Ebu Hüreyre (r.a.)’den nakledildiğine göre, Rasulüllah (s.a.s.) şöyle buyurmuştur: “Mümin, yeşil ekine benzer. Rüzgâr hangi taraftan eserse onu o tarafa yatırır (fakat yıkılmaz), rüzgâr sakinleştiğinde yine doğrulur. İşte mümin de böyledir; o, bela ve musibetler sebebiyle eğilir (fakat yıkılmaz). Kâfir ise sert ve dimdik selvi ağacına benzer ki Allah onu dilediği zaman (bir defada) söküp devirir.”
(Buhârî, Tevhid, 31.)
Yol uzun, yolculuk zordu. O ise bir garip yolcuydu. Omuzunda eski heybesi, yüreğinde ömründen uzun emelleri, yola koyulmuştu. Aslında biliyordu kendisini bekleyenleri, yolculuk meşakkat demekti. Musibetlere, kazalara, belalara, iptilalara rastladı yol boyu; kimi zaman güneş yüzünü gösterse de çoğu kere karanlıklarda yönünü kaybetmemek için çabaladı. Yağmur, fırtına demeden menzile varmaktı derdi ve bunun için büyük bir mücadele verdi. Günahlar ve isyanlar, türlü tuzaklar kurdular ona, her biri birer dev misali yolunu kesti.
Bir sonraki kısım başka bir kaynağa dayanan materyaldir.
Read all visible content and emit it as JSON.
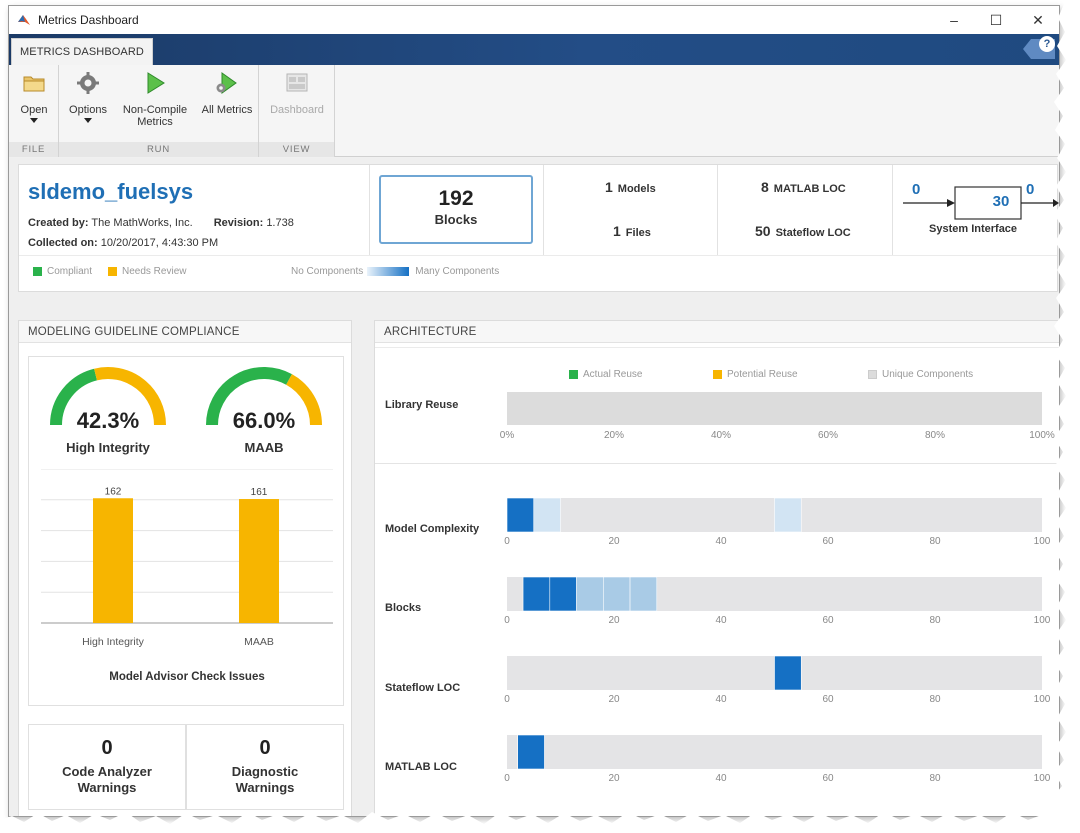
{
  "window": {
    "title": "Metrics Dashboard",
    "minimize": "–",
    "maximize": "☐",
    "close": "✕"
  },
  "ribbon": {
    "tab": "METRICS DASHBOARD",
    "help": "?",
    "groups": {
      "file": "FILE",
      "run": "RUN",
      "view": "VIEW"
    },
    "buttons": {
      "open": "Open",
      "options": "Options",
      "non_compile_1": "Non-Compile",
      "non_compile_2": "Metrics",
      "all_metrics": "All Metrics",
      "dashboard": "Dashboard"
    }
  },
  "summary": {
    "model_name": "sldemo_fuelsys",
    "created_by_label": "Created by:",
    "created_by": "The MathWorks, Inc.",
    "revision_label": "Revision:",
    "revision": "1.738",
    "collected_label": "Collected on:",
    "collected_on": "10/20/2017, 4:43:30 PM",
    "blocks_count": "192",
    "blocks_label": "Blocks",
    "models_count": "1",
    "models_label": "Models",
    "files_count": "1",
    "files_label": "Files",
    "matlab_loc_count": "8",
    "matlab_loc_label": "MATLAB LOC",
    "stateflow_loc_count": "50",
    "stateflow_loc_label": "Stateflow LOC",
    "interface_in": "0",
    "interface_mid": "30",
    "interface_out": "0",
    "interface_label": "System Interface",
    "legend": {
      "compliant": "Compliant",
      "needs_review": "Needs Review",
      "no_components": "No Components",
      "many_components": "Many Components"
    }
  },
  "compliance": {
    "title": "MODELING GUIDELINE COMPLIANCE",
    "gauges": [
      {
        "value_text": "42.3%",
        "label": "High Integrity",
        "fraction": 0.423
      },
      {
        "value_text": "66.0%",
        "label": "MAAB",
        "fraction": 0.66
      }
    ],
    "chart_title": "Model Advisor Check Issues",
    "warnings": [
      {
        "count": "0",
        "label_1": "Code Analyzer",
        "label_2": "Warnings"
      },
      {
        "count": "0",
        "label_1": "Diagnostic",
        "label_2": "Warnings"
      }
    ]
  },
  "architecture": {
    "title": "ARCHITECTURE",
    "legend": {
      "actual": "Actual Reuse",
      "potential": "Potential Reuse",
      "unique": "Unique Components"
    },
    "library_reuse_label": "Library Reuse",
    "library_ticks": [
      "0%",
      "20%",
      "40%",
      "60%",
      "80%",
      "100%"
    ],
    "hist_ticks": [
      "0",
      "20",
      "40",
      "60",
      "80",
      "100"
    ],
    "rows": [
      "Model Complexity",
      "Blocks",
      "Stateflow LOC",
      "MATLAB LOC"
    ]
  },
  "colors": {
    "accent": "#1f6fb5",
    "compliant": "#2ab24b",
    "review": "#f7b500",
    "dark_blue": "#1570c4",
    "light_blue": "#a9cbe6",
    "bar_bg": "#e4e4e6"
  },
  "chart_data": {
    "type": "bar",
    "categories": [
      "High Integrity",
      "MAAB"
    ],
    "values": [
      162,
      161
    ],
    "data_labels": [
      "162",
      "161"
    ],
    "title": "Model Advisor Check Issues",
    "xlabel": "",
    "ylabel": "",
    "grid": true
  },
  "architecture_data": {
    "library_reuse": {
      "actual": 0,
      "potential": 0,
      "unique": 100
    },
    "histograms": [
      {
        "name": "Model Complexity",
        "cells": [
          {
            "from": 0,
            "to": 5,
            "shade": "dark"
          },
          {
            "from": 5,
            "to": 10,
            "shade": "pale"
          },
          {
            "from": 50,
            "to": 55,
            "shade": "pale"
          }
        ]
      },
      {
        "name": "Blocks",
        "cells": [
          {
            "from": 3,
            "to": 8,
            "shade": "dark"
          },
          {
            "from": 8,
            "to": 13,
            "shade": "dark"
          },
          {
            "from": 13,
            "to": 18,
            "shade": "light"
          },
          {
            "from": 18,
            "to": 23,
            "shade": "light"
          },
          {
            "from": 23,
            "to": 28,
            "shade": "light"
          }
        ]
      },
      {
        "name": "Stateflow LOC",
        "cells": [
          {
            "from": 50,
            "to": 55,
            "shade": "dark"
          }
        ]
      },
      {
        "name": "MATLAB LOC",
        "cells": [
          {
            "from": 2,
            "to": 7,
            "shade": "dark"
          }
        ]
      }
    ]
  }
}
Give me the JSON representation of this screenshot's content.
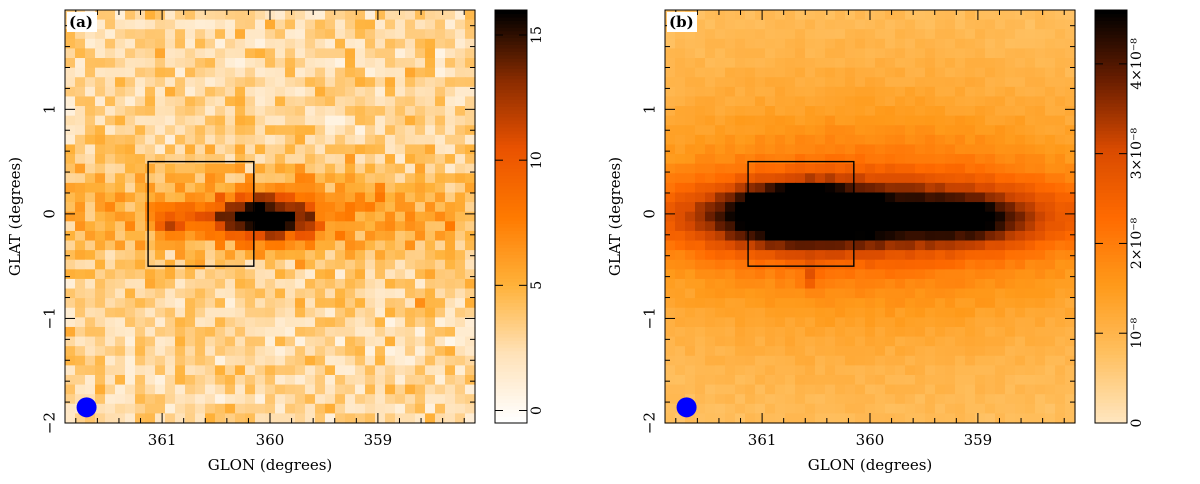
{
  "chart_data": [
    {
      "type": "heatmap",
      "panel_label": "(a)",
      "xlabel": "GLON (degrees)",
      "ylabel": "GLAT (degrees)",
      "xlim": [
        361.9,
        358.1
      ],
      "ylim": [
        -2.0,
        1.95
      ],
      "x_ticks": [
        361,
        360,
        359
      ],
      "x_tick_labels": [
        "361",
        "360",
        "359"
      ],
      "y_ticks": [
        -2,
        -1,
        0,
        1
      ],
      "y_tick_labels": [
        "−2",
        "−1",
        "0",
        "1"
      ],
      "colorbar": {
        "min": -0.5,
        "max": 16,
        "ticks": [
          0,
          5,
          10,
          15
        ],
        "tick_labels": [
          "0",
          "5",
          "10",
          "15"
        ],
        "colors": [
          "#ffffff",
          "#ffe2b8",
          "#ffb23a",
          "#ff7a00",
          "#ea5200",
          "#8a2c00",
          "#000000"
        ]
      },
      "box": {
        "l_min": 360.15,
        "l_max": 361.13,
        "b_min": -0.5,
        "b_max": 0.5
      },
      "beam": {
        "l": 361.7,
        "b": -1.85,
        "color": "#0000ff"
      },
      "features": [
        {
          "l": 359.95,
          "b": -0.05,
          "amp": 9,
          "sl": 0.25,
          "sb": 0.16
        },
        {
          "l": 360.18,
          "b": -0.02,
          "amp": 5,
          "sl": 0.16,
          "sb": 0.12
        },
        {
          "l": 359.72,
          "b": 0.02,
          "amp": 3,
          "sl": 0.07,
          "sb": 0.07
        },
        {
          "l": 360.5,
          "b": 0.0,
          "amp": 3.5,
          "sl": 0.1,
          "sb": 0.08
        },
        {
          "l": 360.95,
          "b": -0.1,
          "amp": 4,
          "sl": 0.09,
          "sb": 0.1
        },
        {
          "l": 360.7,
          "b": -0.05,
          "amp": 2.5,
          "sl": 0.08,
          "sb": 0.07
        },
        {
          "l": 360.35,
          "b": -0.05,
          "amp": 2.5,
          "sl": 0.1,
          "sb": 0.08
        },
        {
          "l": 359.32,
          "b": -0.85,
          "amp": 3,
          "sl": 0.05,
          "sb": 0.05
        },
        {
          "l": 358.55,
          "b": -0.85,
          "amp": 3,
          "sl": 0.05,
          "sb": 0.05
        },
        {
          "l": 360.0,
          "b": 0.0,
          "amp": 4,
          "sl": 1.6,
          "sb": 0.3
        }
      ]
    },
    {
      "type": "heatmap",
      "panel_label": "(b)",
      "xlabel": "GLON (degrees)",
      "ylabel": "GLAT (degrees)",
      "xlim": [
        361.9,
        358.1
      ],
      "ylim": [
        -2.0,
        1.95
      ],
      "x_ticks": [
        361,
        360,
        359
      ],
      "x_tick_labels": [
        "361",
        "360",
        "359"
      ],
      "y_ticks": [
        -2,
        -1,
        0,
        1
      ],
      "y_tick_labels": [
        "−2",
        "−1",
        "0",
        "1"
      ],
      "colorbar": {
        "min": 0,
        "max": 4.6e-08,
        "ticks": [
          0,
          1e-08,
          2e-08,
          3e-08,
          4e-08
        ],
        "tick_labels": [
          "0",
          "10⁻⁸",
          "2×10⁻⁸",
          "3×10⁻⁸",
          "4×10⁻⁸"
        ],
        "colors": [
          "#ffe6bf",
          "#ffc060",
          "#ff9a1a",
          "#ff6a00",
          "#d84a00",
          "#6a1e00",
          "#000000"
        ]
      },
      "box": {
        "l_min": 360.15,
        "l_max": 361.13,
        "b_min": -0.5,
        "b_max": 0.5
      },
      "beam": {
        "l": 361.7,
        "b": -1.85,
        "color": "#0000ff"
      },
      "features": [
        {
          "l": 360.0,
          "b": -0.02,
          "amp": 2.2e-08,
          "sl": 1.3,
          "sb": 0.22
        },
        {
          "l": 360.65,
          "b": -0.05,
          "amp": 1.6e-08,
          "sl": 0.55,
          "sb": 0.2
        },
        {
          "l": 360.7,
          "b": 0.05,
          "amp": 2.4e-08,
          "sl": 0.3,
          "sb": 0.13
        },
        {
          "l": 360.62,
          "b": 0.03,
          "amp": 2.2e-08,
          "sl": 0.07,
          "sb": 0.07
        },
        {
          "l": 359.1,
          "b": -0.05,
          "amp": 1.2e-08,
          "sl": 0.35,
          "sb": 0.15
        },
        {
          "l": 360.45,
          "b": 0.1,
          "amp": 1e-08,
          "sl": 0.25,
          "sb": 0.12
        },
        {
          "l": 360.55,
          "b": -0.6,
          "amp": 8e-09,
          "sl": 0.05,
          "sb": 0.1
        },
        {
          "l": 360.0,
          "b": 0.0,
          "amp": 1.2e-08,
          "sl": 1.8,
          "sb": 0.6
        },
        {
          "l": 360.0,
          "b": 0.0,
          "amp": 8e-09,
          "sl": 2.5,
          "sb": 1.6
        }
      ]
    }
  ]
}
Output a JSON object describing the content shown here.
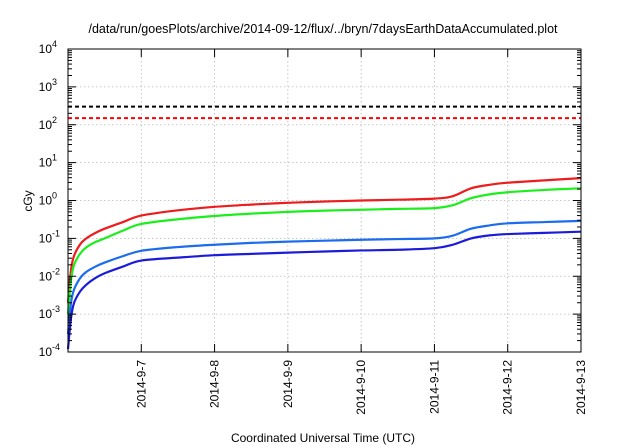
{
  "chart_data": {
    "type": "line",
    "title": "/data/run/goesPlots/archive/2014-09-12/flux/../bryn/7daysEarthDataAccumulated.plot",
    "xlabel": "Coordinated Universal Time (UTC)",
    "ylabel": "cGy",
    "xlim": [
      "2014-09-06 00:00",
      "2014-09-13 00:00"
    ],
    "ylim": [
      0.0001,
      10000
    ],
    "yscale": "log",
    "grid": true,
    "x_ticks": [
      "2014-9-7",
      "2014-9-8",
      "2014-9-9",
      "2014-9-10",
      "2014-9-11",
      "2014-9-12",
      "2014-9-13"
    ],
    "y_ticks": [
      {
        "value": 0.0001,
        "base": "10",
        "exp": "-4"
      },
      {
        "value": 0.001,
        "base": "10",
        "exp": "-3"
      },
      {
        "value": 0.01,
        "base": "10",
        "exp": "-2"
      },
      {
        "value": 0.1,
        "base": "10",
        "exp": "-1"
      },
      {
        "value": 1,
        "base": "10",
        "exp": "0"
      },
      {
        "value": 10,
        "base": "10",
        "exp": "1"
      },
      {
        "value": 100,
        "base": "10",
        "exp": "2"
      },
      {
        "value": 1000,
        "base": "10",
        "exp": "3"
      },
      {
        "value": 10000,
        "base": "10",
        "exp": "4"
      }
    ],
    "reference_lines": [
      {
        "value": 300,
        "color": "#000000",
        "style": "dashed"
      },
      {
        "value": 150,
        "color": "#ff0000",
        "style": "dashed"
      }
    ],
    "series": [
      {
        "color": "#ee1c1c",
        "x": [
          "2014-09-06 00:00",
          "2014-09-06 01:00",
          "2014-09-06 02:00",
          "2014-09-06 04:00",
          "2014-09-06 06:00",
          "2014-09-06 09:00",
          "2014-09-06 12:00",
          "2014-09-06 18:00",
          "2014-09-07 00:00",
          "2014-09-07 12:00",
          "2014-09-08 00:00",
          "2014-09-08 12:00",
          "2014-09-09 00:00",
          "2014-09-09 12:00",
          "2014-09-10 00:00",
          "2014-09-10 12:00",
          "2014-09-11 00:00",
          "2014-09-11 06:00",
          "2014-09-11 12:00",
          "2014-09-11 18:00",
          "2014-09-12 00:00",
          "2014-09-12 12:00",
          "2014-09-13 00:00"
        ],
        "values": [
          0.002,
          0.015,
          0.035,
          0.07,
          0.1,
          0.14,
          0.18,
          0.27,
          0.4,
          0.55,
          0.68,
          0.78,
          0.87,
          0.94,
          1.0,
          1.05,
          1.12,
          1.3,
          2.1,
          2.6,
          2.95,
          3.4,
          3.9
        ]
      },
      {
        "color": "#1cee1c",
        "x": [
          "2014-09-06 00:00",
          "2014-09-06 01:00",
          "2014-09-06 02:00",
          "2014-09-06 04:00",
          "2014-09-06 06:00",
          "2014-09-06 09:00",
          "2014-09-06 12:00",
          "2014-09-06 18:00",
          "2014-09-07 00:00",
          "2014-09-07 12:00",
          "2014-09-08 00:00",
          "2014-09-08 12:00",
          "2014-09-09 00:00",
          "2014-09-09 12:00",
          "2014-09-10 00:00",
          "2014-09-10 12:00",
          "2014-09-11 00:00",
          "2014-09-11 06:00",
          "2014-09-11 12:00",
          "2014-09-11 18:00",
          "2014-09-12 00:00",
          "2014-09-12 12:00",
          "2014-09-13 00:00"
        ],
        "values": [
          0.001,
          0.008,
          0.02,
          0.04,
          0.058,
          0.08,
          0.1,
          0.16,
          0.24,
          0.32,
          0.39,
          0.45,
          0.5,
          0.54,
          0.57,
          0.6,
          0.63,
          0.75,
          1.15,
          1.45,
          1.65,
          1.9,
          2.1
        ]
      },
      {
        "color": "#1c6cee",
        "x": [
          "2014-09-06 00:00",
          "2014-09-06 01:00",
          "2014-09-06 02:00",
          "2014-09-06 04:00",
          "2014-09-06 06:00",
          "2014-09-06 09:00",
          "2014-09-06 12:00",
          "2014-09-06 18:00",
          "2014-09-07 00:00",
          "2014-09-07 12:00",
          "2014-09-08 00:00",
          "2014-09-08 12:00",
          "2014-09-09 00:00",
          "2014-09-09 12:00",
          "2014-09-10 00:00",
          "2014-09-10 12:00",
          "2014-09-11 00:00",
          "2014-09-11 06:00",
          "2014-09-11 12:00",
          "2014-09-11 18:00",
          "2014-09-12 00:00",
          "2014-09-12 12:00",
          "2014-09-13 00:00"
        ],
        "values": [
          0.0003,
          0.002,
          0.0045,
          0.009,
          0.013,
          0.018,
          0.023,
          0.034,
          0.047,
          0.059,
          0.068,
          0.076,
          0.082,
          0.087,
          0.092,
          0.096,
          0.1,
          0.118,
          0.18,
          0.22,
          0.25,
          0.27,
          0.29
        ]
      },
      {
        "color": "#1c1cd8",
        "x": [
          "2014-09-06 00:00",
          "2014-09-06 01:00",
          "2014-09-06 02:00",
          "2014-09-06 04:00",
          "2014-09-06 06:00",
          "2014-09-06 09:00",
          "2014-09-06 12:00",
          "2014-09-06 18:00",
          "2014-09-07 00:00",
          "2014-09-07 12:00",
          "2014-09-08 00:00",
          "2014-09-08 12:00",
          "2014-09-09 00:00",
          "2014-09-09 12:00",
          "2014-09-10 00:00",
          "2014-09-10 12:00",
          "2014-09-11 00:00",
          "2014-09-11 06:00",
          "2014-09-11 12:00",
          "2014-09-11 18:00",
          "2014-09-12 00:00",
          "2014-09-12 12:00",
          "2014-09-13 00:00"
        ],
        "values": [
          0.00012,
          0.0008,
          0.002,
          0.004,
          0.006,
          0.009,
          0.012,
          0.018,
          0.026,
          0.031,
          0.036,
          0.039,
          0.042,
          0.045,
          0.048,
          0.05,
          0.055,
          0.068,
          0.1,
          0.12,
          0.13,
          0.14,
          0.15
        ]
      }
    ]
  }
}
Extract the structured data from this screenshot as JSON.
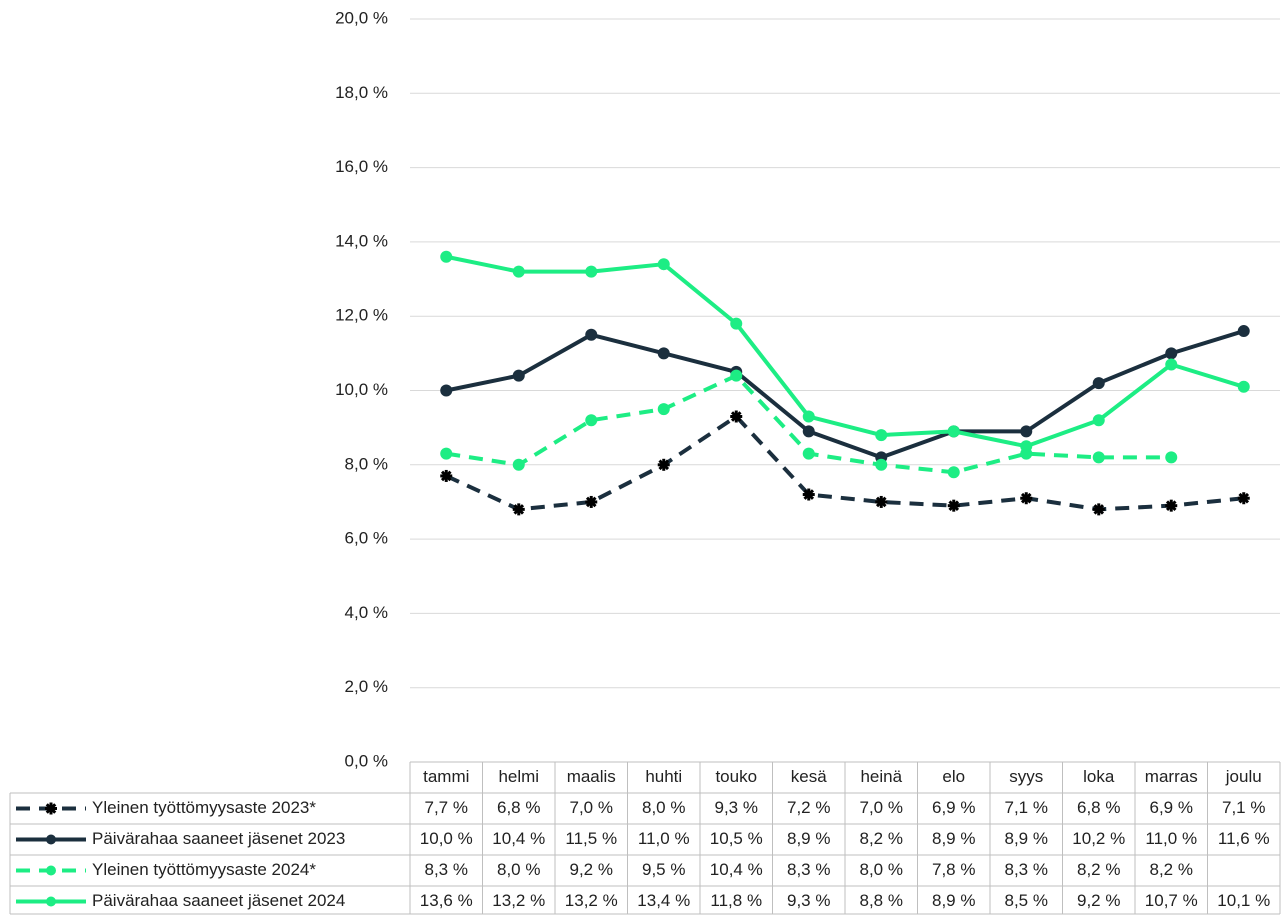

Ancak o, günah kuyularına her düştüğünde tövbe ipine sarıldı, sabrın elinden tuttu, fırtınalı gecelerde tevekkül limanına sığındı. Kendisini yoldan çıkarmak isteyen rüzgârlarla boğuştu, soğuk poyrazlara göğsünü siper etti. Eğilmemek için, kırılmamak için, esen her rüzgâra kapılmamak için büyük bir mücadele verdi, çünkü o, mümin idi.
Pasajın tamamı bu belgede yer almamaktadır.